Farmland preservation, (especially that of ‘prime farmland’) is essential to our agricultural future. In part 1 of this post we show where prime farmland exists in the U.S. and where it is threatened by current trends.
According to USDA’s Natural Resources Conservation Service (NRCS) Prime farmland is land that has the best combination of physical and chemical characteristics for producing food, feed, fiber, forage, oilseed, and other agricultural crops with minimum inputs of fuel, fertilizer, pesticides, and labor, without intolerable soil erosion, as determined by the Secretary of Agriculture. Prime farmland also includes land that possesses the above characteristics but is used to produce livestock or timber. It does not include land already in or committed to urban development or water storage.Obviously, the protection of prime farmland is essential to a sustainable agriculture future. But there are many pressures on farmland the most obvious of which is development. As we continue to create new infrastructure, farmland becomes increasingly threatened. This is especially true with prime farmland in areas close to urban centers.

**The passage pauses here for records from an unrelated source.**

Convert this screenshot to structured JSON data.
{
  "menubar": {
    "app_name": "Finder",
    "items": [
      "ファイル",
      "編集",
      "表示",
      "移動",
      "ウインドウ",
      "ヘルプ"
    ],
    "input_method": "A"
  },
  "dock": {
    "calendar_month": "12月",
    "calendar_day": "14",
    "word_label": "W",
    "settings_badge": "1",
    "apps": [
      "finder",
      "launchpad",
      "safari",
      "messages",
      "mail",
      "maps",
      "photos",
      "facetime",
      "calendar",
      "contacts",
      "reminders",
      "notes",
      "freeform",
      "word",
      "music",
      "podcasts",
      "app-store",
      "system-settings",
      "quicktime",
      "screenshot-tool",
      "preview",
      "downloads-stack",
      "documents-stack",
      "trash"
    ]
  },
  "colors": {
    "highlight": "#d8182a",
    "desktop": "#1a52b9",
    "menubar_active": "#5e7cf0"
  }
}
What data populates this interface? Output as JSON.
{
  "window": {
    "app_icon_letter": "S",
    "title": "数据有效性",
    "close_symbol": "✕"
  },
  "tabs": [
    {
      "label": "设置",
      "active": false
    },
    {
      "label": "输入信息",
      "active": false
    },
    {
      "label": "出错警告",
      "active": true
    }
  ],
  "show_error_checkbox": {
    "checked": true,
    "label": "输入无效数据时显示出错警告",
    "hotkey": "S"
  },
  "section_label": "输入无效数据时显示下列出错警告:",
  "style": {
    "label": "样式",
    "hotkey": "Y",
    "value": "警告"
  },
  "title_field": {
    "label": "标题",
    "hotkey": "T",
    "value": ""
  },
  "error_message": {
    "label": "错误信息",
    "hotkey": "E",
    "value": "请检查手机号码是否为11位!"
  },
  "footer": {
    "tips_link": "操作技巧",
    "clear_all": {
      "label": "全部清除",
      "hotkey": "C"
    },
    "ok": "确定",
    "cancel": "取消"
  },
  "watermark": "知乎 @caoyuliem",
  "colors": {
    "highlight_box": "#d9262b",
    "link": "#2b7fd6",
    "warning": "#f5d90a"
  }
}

As many of us have observed, the tenancy to grow our infrastructure ‘out’ rather than ‘up’ can quiclky swallow vast tracts of farmland as development value becomes exponentially higher than agricultural production value.
And with an aging farmer population this trend is exacerbated, since farmers tend to have their assets tied up in land equity, and require liquidation of that equity to retire. In addition, the difficulty of splitting assets between siblings in the case of inheritance often makes retaining farmland in production difficult, even if one or more of these next generation siblings wishes to farm. For this reason farm succession planning and farmland preservation efforts are extremely important to our agricultural future.